For those who already have a Mahler 9 and wish to supplement their already valuable collection with historical recordings and alternative interpretations, well, what are you waiting for? Grab this CD. You can go no more historical than this. This was Walter's last performance with the VPO before he fled Austria to escape the Nazis. One hears in the music the tension of those last remaining days before the war, or so I imgaine.
The playing of the orchestras might draw different opinions from critics, the sound is admittedly of low quality ( though in view of the date - 1938, the engineers in charge of the remastering must have done wonders), but mix them all together, and the result is potent electrifying music! Listen to the first movement and feel your goose pimples rise, for this was what it did to me on the first listening, and still does.
Get this, in this remastering or any other. It is worth your while.

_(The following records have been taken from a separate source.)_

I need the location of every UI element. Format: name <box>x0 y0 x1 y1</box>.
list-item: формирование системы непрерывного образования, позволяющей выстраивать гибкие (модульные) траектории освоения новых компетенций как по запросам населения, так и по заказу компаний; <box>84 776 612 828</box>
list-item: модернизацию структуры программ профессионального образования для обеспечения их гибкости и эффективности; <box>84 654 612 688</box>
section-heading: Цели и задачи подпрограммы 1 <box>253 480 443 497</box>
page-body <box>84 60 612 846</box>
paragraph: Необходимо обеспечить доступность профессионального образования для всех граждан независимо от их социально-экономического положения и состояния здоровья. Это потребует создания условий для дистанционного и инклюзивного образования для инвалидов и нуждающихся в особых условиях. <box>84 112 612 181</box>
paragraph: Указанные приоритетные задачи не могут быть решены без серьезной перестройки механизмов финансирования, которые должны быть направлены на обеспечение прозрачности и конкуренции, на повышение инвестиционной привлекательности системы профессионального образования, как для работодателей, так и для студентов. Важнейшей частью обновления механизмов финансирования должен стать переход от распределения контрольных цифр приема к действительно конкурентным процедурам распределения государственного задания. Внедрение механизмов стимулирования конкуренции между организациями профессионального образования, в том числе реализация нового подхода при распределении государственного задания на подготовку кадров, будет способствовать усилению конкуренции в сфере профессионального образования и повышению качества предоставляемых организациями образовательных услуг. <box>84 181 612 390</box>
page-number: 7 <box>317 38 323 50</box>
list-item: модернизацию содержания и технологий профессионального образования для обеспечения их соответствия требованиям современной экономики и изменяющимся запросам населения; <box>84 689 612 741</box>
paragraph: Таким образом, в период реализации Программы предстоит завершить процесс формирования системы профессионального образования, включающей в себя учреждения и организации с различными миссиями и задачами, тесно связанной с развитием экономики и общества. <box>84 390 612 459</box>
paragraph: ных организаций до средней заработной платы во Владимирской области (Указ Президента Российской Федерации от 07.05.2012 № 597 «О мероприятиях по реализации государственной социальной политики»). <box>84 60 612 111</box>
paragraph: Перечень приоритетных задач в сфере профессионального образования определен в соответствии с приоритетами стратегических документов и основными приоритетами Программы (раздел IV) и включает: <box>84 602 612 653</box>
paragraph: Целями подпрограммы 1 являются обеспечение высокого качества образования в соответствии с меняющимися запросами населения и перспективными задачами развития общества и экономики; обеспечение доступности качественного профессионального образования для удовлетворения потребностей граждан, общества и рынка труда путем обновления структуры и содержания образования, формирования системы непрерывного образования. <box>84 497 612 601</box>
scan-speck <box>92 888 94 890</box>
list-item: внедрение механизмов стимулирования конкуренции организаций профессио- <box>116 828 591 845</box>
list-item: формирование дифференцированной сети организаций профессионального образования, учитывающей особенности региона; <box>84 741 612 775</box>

George Szell considered the string playing of European orchestras during the time between the two world wars to be the ideal standard that all should strive for. I strongly believe that this recording is the supreme example of that level of playing. Not only does one hear superb bowing technique, one hears exceedingly subtle nuances very clearly as a result of the orchestra's committment to a unified musical message. All the little slides are just gorgeous.
Mahler's 9th is one of the ultimate human expressions of farewell. He looks back on his tragic-laden life and still accepts his inevitable fate in peace. This concert gives a new meaning to that farewell and this makes it such a poignant recording. My favorite along with Horenstein- LSO and Abbado-VPO.